Don't ask how I thought this up, but let me explain my reasoning.
Let's say that a=3. Then _aC_n = (n)(n-1)(n-2)
And because n is approaching infinity, could it be (n)(n)(n) = n³?

I wouldn't normally think of things like this but if it's true then it helps me out.

The only thing is that (n)(n-1)(n-2)= n³ +something*n²+something*n

And when I graphed it it looked like it approaches zero.
I've never learned limits formally. Thanks.

EDIT: _aC_n is a Choose n, or n!/(a![n-a]!)
EDIT: Wolfram alpha is amazing http://www.wolframalpha.com/input/?i=lim+(x!/(3!(x-3)!x^3))+as+x->+infinity
Sorry for not trying this before posting. I'd still be interested in other replies as to why this is true, though

 

[HallsofIvy]

Here's the weird limit:

lim n\rightarrow \infty _aC_n/n^a = 1/(a!)

Don't ask how I thought this up, but let me explain my reasoning.
Let's say that a=3. Then _aC_n = (n)(n-1)(n-2)
And because n is approaching infinity, could it be (n)(n)(n) = n³?

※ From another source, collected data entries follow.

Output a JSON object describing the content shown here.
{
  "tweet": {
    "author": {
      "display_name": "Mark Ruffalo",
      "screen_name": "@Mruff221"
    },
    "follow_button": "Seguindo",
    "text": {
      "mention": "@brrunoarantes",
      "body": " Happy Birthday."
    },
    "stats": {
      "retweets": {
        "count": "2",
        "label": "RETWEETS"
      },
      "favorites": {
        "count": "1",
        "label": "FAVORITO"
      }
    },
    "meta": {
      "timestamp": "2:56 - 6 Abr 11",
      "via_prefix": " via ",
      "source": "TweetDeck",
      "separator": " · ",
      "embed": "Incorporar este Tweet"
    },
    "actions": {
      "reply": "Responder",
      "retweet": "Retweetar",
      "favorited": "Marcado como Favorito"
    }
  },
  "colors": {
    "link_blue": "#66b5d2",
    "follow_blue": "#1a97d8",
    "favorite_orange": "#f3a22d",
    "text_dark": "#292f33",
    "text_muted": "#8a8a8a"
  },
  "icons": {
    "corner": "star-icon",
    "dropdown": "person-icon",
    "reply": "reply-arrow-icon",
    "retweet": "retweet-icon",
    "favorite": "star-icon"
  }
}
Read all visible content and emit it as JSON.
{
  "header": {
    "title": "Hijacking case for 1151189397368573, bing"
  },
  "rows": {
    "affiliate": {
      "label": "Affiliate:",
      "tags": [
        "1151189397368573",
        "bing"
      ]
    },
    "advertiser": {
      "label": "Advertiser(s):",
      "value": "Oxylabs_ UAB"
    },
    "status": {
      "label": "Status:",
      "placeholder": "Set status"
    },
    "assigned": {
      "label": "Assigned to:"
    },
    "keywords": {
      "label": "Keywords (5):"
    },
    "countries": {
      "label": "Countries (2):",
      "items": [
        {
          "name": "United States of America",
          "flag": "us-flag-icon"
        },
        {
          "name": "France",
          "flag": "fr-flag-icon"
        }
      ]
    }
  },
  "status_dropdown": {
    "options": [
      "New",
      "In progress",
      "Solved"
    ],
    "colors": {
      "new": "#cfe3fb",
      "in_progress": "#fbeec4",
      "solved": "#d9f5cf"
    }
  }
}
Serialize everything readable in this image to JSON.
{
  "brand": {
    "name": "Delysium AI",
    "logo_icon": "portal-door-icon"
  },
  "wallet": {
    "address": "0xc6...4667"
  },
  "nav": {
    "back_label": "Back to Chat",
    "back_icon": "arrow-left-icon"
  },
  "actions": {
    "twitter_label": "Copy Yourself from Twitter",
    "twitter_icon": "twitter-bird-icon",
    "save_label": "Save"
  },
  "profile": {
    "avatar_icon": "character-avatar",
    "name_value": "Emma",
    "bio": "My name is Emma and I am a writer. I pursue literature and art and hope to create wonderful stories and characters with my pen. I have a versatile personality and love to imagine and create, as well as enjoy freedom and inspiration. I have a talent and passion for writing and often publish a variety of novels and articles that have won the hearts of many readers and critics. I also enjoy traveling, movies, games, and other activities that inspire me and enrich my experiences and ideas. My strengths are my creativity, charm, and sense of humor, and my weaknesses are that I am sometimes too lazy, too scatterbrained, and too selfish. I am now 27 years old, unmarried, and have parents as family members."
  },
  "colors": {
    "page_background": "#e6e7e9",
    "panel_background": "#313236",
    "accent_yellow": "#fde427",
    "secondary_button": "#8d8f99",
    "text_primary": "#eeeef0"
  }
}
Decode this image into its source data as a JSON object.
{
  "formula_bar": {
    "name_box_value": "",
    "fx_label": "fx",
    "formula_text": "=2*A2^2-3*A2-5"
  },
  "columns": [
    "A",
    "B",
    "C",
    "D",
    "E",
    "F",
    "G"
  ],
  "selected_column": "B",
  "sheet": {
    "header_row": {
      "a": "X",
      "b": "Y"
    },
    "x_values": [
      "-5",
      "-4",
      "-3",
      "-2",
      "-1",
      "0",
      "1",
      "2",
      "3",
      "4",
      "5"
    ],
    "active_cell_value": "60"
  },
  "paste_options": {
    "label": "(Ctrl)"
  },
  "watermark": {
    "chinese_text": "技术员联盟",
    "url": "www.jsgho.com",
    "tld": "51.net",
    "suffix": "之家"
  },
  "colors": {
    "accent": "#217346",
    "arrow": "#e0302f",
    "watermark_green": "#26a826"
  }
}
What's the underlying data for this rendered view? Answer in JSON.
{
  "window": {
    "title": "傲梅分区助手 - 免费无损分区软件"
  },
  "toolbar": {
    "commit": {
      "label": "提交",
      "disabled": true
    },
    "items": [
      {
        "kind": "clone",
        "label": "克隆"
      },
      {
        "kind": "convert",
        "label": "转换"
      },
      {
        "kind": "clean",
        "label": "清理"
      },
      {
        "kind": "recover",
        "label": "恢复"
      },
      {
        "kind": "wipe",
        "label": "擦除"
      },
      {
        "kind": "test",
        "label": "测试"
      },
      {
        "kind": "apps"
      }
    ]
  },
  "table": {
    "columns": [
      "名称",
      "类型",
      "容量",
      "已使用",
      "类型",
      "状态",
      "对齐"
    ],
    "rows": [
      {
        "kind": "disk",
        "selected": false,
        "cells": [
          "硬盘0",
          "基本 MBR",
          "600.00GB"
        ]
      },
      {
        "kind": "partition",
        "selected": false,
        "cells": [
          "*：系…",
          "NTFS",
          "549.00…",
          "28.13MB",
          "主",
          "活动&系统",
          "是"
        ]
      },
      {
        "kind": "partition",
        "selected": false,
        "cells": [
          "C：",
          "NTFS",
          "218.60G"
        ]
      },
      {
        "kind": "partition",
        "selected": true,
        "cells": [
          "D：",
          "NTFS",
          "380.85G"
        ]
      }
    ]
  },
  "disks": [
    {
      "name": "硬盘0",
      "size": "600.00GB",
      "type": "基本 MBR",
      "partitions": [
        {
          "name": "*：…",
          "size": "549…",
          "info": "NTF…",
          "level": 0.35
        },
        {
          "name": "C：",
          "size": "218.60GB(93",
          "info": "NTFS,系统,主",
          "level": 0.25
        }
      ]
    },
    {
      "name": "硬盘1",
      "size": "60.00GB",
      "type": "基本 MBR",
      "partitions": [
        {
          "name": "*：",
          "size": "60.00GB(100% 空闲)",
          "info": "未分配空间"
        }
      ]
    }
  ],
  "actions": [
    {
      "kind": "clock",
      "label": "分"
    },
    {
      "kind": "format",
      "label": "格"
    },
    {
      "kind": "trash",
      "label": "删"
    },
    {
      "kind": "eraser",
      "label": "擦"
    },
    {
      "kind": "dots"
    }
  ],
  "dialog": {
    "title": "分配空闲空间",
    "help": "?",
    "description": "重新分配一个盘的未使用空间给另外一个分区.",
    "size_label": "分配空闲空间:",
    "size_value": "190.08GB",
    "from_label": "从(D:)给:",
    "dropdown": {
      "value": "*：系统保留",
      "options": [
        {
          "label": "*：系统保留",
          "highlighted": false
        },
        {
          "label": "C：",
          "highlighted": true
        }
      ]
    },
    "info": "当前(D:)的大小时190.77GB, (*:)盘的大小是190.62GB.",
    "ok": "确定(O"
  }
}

No, because n is not fixed, it is, as you said, approaching infinity.
In any case, _aC_n= n(n-1)(n-3)/3!, not just n(n-1)(n-2). That goes to infinity as n goes to infinity.

I wouldn't normally think of things like this but if it's true then it helps me out.

The only thing is that (n)(n-1)(n-2)= n³ +something*n²+something*n

And when I graphed it it looked like it approaches zero.
I've never learned limits formally. Thanks.

EDIT: _aC_n is a Choose n, or n!/(a![n-a]!)
EDIT: Wolfram alpha is amazing http://www.wolframalpha.com/input/?i=lim+(x!/(3!(x-3)!x^3))+as+x->+infinity
Sorry for not trying this before posting. I'd still be interested in other replies as to why this is true, though

Now, this is completely different- you have an n^3 in the denominator.
\frac{_nC_3}{n^3}= \frac{n!}{3!(n-3)!}\frac{1}{n^3}= \frac{n(n-1)(n-2)}{6n^3}
Since both numerator and denominator are of third power in n, that limit is 1/6.

 

[aesir]

I have not tried yet, but a stirling's approximation of {}_aC_n would give the correct limit
n!\sim\sqrt{2\pi n}\left(\frac{n}{e}\right)^n

 

[identity1]

No, you're limit is correct. It's also not that weird. Consider the expansion of {n\choose a}=\frac{n(n-1)\ldots (n-a+1)}{a!}. Then, consider that \frac{n(n-1)\ldots (n-a+1)}{n^a}=1\cdot (1-\frac{1}{n})\cdot\ldots\cdot (1-\frac{a-1}{n}). Each of those factors goes to 1 as n\rightarrow\infty, thus the whole product goes to 1 as well. The expression {n\choose a}n^{-a} is the same thing, but divided by a!.